What is it with racism among Semites?

Racism in any form is a crime against humanity, should be classifed as an international crime and dealt with in the most severe manner.  It’s especially appalling when it comes at the hands of people who claim to be somehow rightly guided, imbued with the essence of humanity who get that notion twisted in a manner which allows them to oppress whomever they like; America comes to mind, along with the chosen of Israel and the descendants of Muhammad.  All are nations or groups of people who have thrown out the essence of their beginnings and embraced their own self styled nationalism and cultural highhandedness which has become exclusive and oppressive.  They have to be reminded of where they came from when they get these high and haughty notions that have nothing in common with their “essence”.

Jonathan Cook has poignantly described the racism of political zionism existent in modern day Israel, against the black Jews of Ethiopia and it’s something those of us who are particularly sensitive to racism have read and seen all too often. I don’t think for a moment that the intent of the Israeli government is to control the birth rate of Ethiopians when sex has too often been used to experiment on people of color before.  In a country that needs people to populate a land and force other people out, limiting the births of Jews would seem to be counterproductive, or maybe the Israelis think they have a high enough birth rate to do that without the Ethiopians?  Go figure.

But the racism against people of color doesn’t stop with the Israelis.  It’s hard to say whether racism was imported to Iraq by western invading forces or was and has always been present there….the latter seems to be the case, but it’s abhorrent nonetheless and no less acceptable.  Reading the following text is almost like reading an American history book but it takes place in a land miles apart from America, but almost identical in its implication and result; the vision of dancing ‘darkies’ who seem to get their joy and happiness in providing it for others, as entertainers, troubadours, mimes, et.al.

The election of Barack Obama to the U.S. presidency was celebrated with special fervor by Iraqis of African descent in the southern port city of Basra.

Although they have lived in Iraq for more than 1,000 years, the black Basrawis say they are still discriminated against because of the color of their skin, and they see Obama as a role model. Long relegated to menial jobs or work as musicians and dancers, some of them have recently formed a group to advance their civil rights.


“People here see us as slaves,” says Jalal Diyaab, a 43-year-old civil rights activist. “They even call us abd, which means slave.”

Diyaab is the general secretary of the Free Iraqi movement. He sits with more than a dozen other men in a narrow, high-ceilinged room in a mud-brick building in Zubair, talking about a history of slavery and oppression that he says dates back to at least the ninth century.

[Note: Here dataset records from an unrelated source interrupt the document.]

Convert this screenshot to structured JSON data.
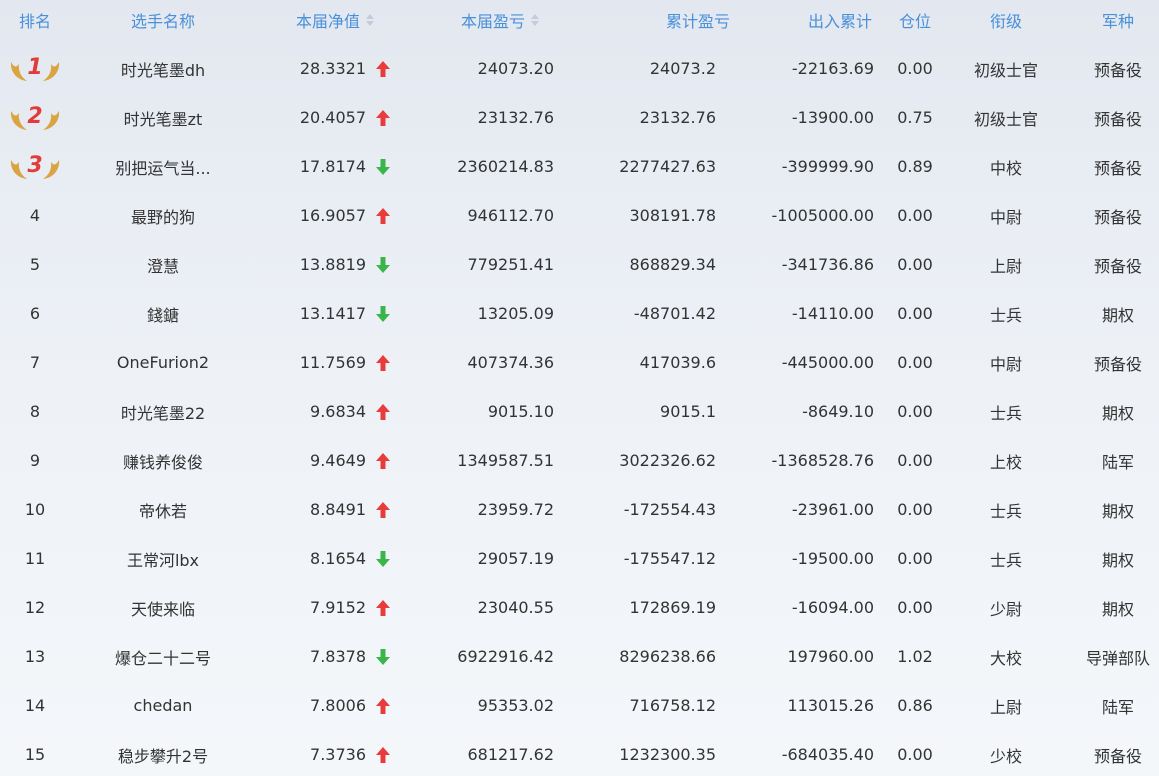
{
  "header": {
    "rank": "排名",
    "name": "选手名称",
    "nav": "本届净值",
    "pnl": "本届盈亏",
    "cum": "累计盈亏",
    "flow": "出入累计",
    "position": "仓位",
    "title": "衔级",
    "arm": "军种"
  },
  "colors": {
    "up": "#e83b3b",
    "down": "#3bb54a",
    "header": "#4a90d9",
    "medal": "#d9a441",
    "medal_number": "#e23b3b"
  },
  "rows": [
    {
      "rank": "1",
      "name": "时光笔墨dh",
      "nav": "28.3321",
      "trend": "up",
      "pnl": "24073.20",
      "cum": "24073.2",
      "flow": "-22163.69",
      "position": "0.00",
      "title": "初级士官",
      "arm": "预备役"
    },
    {
      "rank": "2",
      "name": "时光笔墨zt",
      "nav": "20.4057",
      "trend": "up",
      "pnl": "23132.76",
      "cum": "23132.76",
      "flow": "-13900.00",
      "position": "0.75",
      "title": "初级士官",
      "arm": "预备役"
    },
    {
      "rank": "3",
      "name": "别把运气当...",
      "nav": "17.8174",
      "trend": "down",
      "pnl": "2360214.83",
      "cum": "2277427.63",
      "flow": "-399999.90",
      "position": "0.89",
      "title": "中校",
      "arm": "预备役"
    },
    {
      "rank": "4",
      "name": "最野的狗",
      "nav": "16.9057",
      "trend": "up",
      "pnl": "946112.70",
      "cum": "308191.78",
      "flow": "-1005000.00",
      "position": "0.00",
      "title": "中尉",
      "arm": "预备役"
    },
    {
      "rank": "5",
      "name": "澄慧",
      "nav": "13.8819",
      "trend": "down",
      "pnl": "779251.41",
      "cum": "868829.34",
      "flow": "-341736.86",
      "position": "0.00",
      "title": "上尉",
      "arm": "预备役"
    },
    {
      "rank": "6",
      "name": "錢鎕",
      "nav": "13.1417",
      "trend": "down",
      "pnl": "13205.09",
      "cum": "-48701.42",
      "flow": "-14110.00",
      "position": "0.00",
      "title": "士兵",
      "arm": "期权"
    },
    {
      "rank": "7",
      "name": "OneFurion2",
      "nav": "11.7569",
      "trend": "up",
      "pnl": "407374.36",
      "cum": "417039.6",
      "flow": "-445000.00",
      "position": "0.00",
      "title": "中尉",
      "arm": "预备役"
    },
    {
      "rank": "8",
      "name": "时光笔墨22",
      "nav": "9.6834",
      "trend": "up",
      "pnl": "9015.10",
      "cum": "9015.1",
      "flow": "-8649.10",
      "position": "0.00",
      "title": "士兵",
      "arm": "期权"
    },
    {
      "rank": "9",
      "name": "赚钱养俊俊",
      "nav": "9.4649",
      "trend": "up",
      "pnl": "1349587.51",
      "cum": "3022326.62",
      "flow": "-1368528.76",
      "position": "0.00",
      "title": "上校",
      "arm": "陆军"
    },
    {
      "rank": "10",
      "name": "帝休若",
      "nav": "8.8491",
      "trend": "up",
      "pnl": "23959.72",
      "cum": "-172554.43",
      "flow": "-23961.00",
      "position": "0.00",
      "title": "士兵",
      "arm": "期权"
    },
    {
      "rank": "11",
      "name": "王常河lbx",
      "nav": "8.1654",
      "trend": "down",
      "pnl": "29057.19",
      "cum": "-175547.12",
      "flow": "-19500.00",
      "position": "0.00",
      "title": "士兵",
      "arm": "期权"
    },
    {
      "rank": "12",
      "name": "天使来临",
      "nav": "7.9152",
      "trend": "up",
      "pnl": "23040.55",
      "cum": "172869.19",
      "flow": "-16094.00",
      "position": "0.00",
      "title": "少尉",
      "arm": "期权"
    },
    {
      "rank": "13",
      "name": "爆仓二十二号",
      "nav": "7.8378",
      "trend": "down",
      "pnl": "6922916.42",
      "cum": "8296238.66",
      "flow": "197960.00",
      "position": "1.02",
      "title": "大校",
      "arm": "导弹部队"
    },
    {
      "rank": "14",
      "name": "chedan",
      "nav": "7.8006",
      "trend": "up",
      "pnl": "95353.02",
      "cum": "716758.12",
      "flow": "113015.26",
      "position": "0.86",
      "title": "上尉",
      "arm": "陆军"
    },
    {
      "rank": "15",
      "name": "稳步攀升2号",
      "nav": "7.3736",
      "trend": "up",
      "pnl": "681217.62",
      "cum": "1232300.35",
      "flow": "-684035.40",
      "position": "0.00",
      "title": "少校",
      "arm": "预备役"
    }
  ]
}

“Black people worked on the plantations around Basra, doing the hard labor, until there was a slave uprising in the mid-800s,” says Diyaab. Black people ruled Basra for about 15 years, until the caliph sent troops. Many of the black rebels were massacred, and others were sold to the Arab tribes.

Slavery was abolished here in the 19th century, but Diyaab says black people in modern-day Iraq still face discrimination.

“[Arabs] here still look at us as being incapable of making decisions or even governing our lives. People here are 95 percent illiterate. They have terrible living conditions and very few jobs,” he says.

It’s interesting how  Obama is looked at as a role model by the dark skinned people of Iraq.  His presidency takes on  something of a world wide model for hope and good will.  I am distressed that Muslim Iraqis see something in common with a man who is the commander in chief of a military that still occupies their country and whose government seems intent on oppressing people merely because of the color of their skin or the religion they believe in.  Symbolism is frightening sometimes, isn’t it?

One thought on “What is it with racism among Semites?”

  1. You didn’t even mention racism in Sudan(arab descent tribes against african descent tribes),Egypt(arabs against the nubians),in Iraq racism against the kurdish.
    There are so many racist conflicts involving arab semitic tribes,why do you fail to mention them?
    You do mention racism in Israel against our falasha brothers?
    Many ethiopians are marrying ashkenazi and sefardic Israelies.The racism which you mention is mostly produced by the ultra orthodox ashkenazi jews who consider only themselfes as jewish.
    Racism towards the ethiopians will be over in 40 years from now we are all blending into one.